I urge you to reconsider any ways in which your district may be cooperating with this order, and especially to demand that the health department justify that future actions comport with what is actually in the law before you agree to cooperate with them. Thank you.”]

CONCLUSION & PETITION :

In signing this petition we are saying we do not agree with current or future mask mandates nor do we agree with any potential vaccine mandate made on our Catholic institutions, specific to this letter being Catholic educators, school staff and children within our schools. It is an affront to our religious liberties to demand we act contrary to our well formed conscience.

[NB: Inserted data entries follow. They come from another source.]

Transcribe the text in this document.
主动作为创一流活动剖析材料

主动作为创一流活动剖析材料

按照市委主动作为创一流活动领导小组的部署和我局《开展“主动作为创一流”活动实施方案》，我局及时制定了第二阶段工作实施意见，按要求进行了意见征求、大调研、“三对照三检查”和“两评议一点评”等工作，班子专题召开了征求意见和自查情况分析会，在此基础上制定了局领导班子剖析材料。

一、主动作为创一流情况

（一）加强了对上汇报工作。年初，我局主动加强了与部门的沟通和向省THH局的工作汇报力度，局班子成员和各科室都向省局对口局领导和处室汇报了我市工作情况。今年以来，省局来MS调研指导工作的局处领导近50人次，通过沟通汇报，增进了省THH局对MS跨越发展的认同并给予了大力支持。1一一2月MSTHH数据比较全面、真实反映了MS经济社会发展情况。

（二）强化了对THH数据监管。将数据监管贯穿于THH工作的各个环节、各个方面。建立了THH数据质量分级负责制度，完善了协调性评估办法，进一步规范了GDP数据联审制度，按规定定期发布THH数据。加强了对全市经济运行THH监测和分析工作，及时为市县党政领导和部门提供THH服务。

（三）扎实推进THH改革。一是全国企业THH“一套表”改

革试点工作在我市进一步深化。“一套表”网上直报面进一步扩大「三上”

Respectfully, we ask you as our Bishop, Superintendent, and Board of Education to stand up for our religious rights! Brainstorm with one another and this community about how to find a solution to this problem. Dialogue with the faithful in this and future decision making processes. Allow us as parents to have a seat at this table, and hear our voices. We seek to have open communication and cooperation, not mandates and dictation. Stand up legally if need be as a Catholic institution defending the religious rights of your flock whom you shepherd. Will you set your face like flint and with the strength of God lead us into victory as we battle this giant? Think of how Catholic schools would grow. We’d gain many public school children and currently homeschooled children by setting the bar high and winning this battle for freedom to choose, using prudential judgment over being bound by mandates.


Respectfully,

All who have signed this letter & petition (signatures attached) *including just over 200 pen and paper signatures as of 9/14/21 given already personally to the recipents of this letter & petition.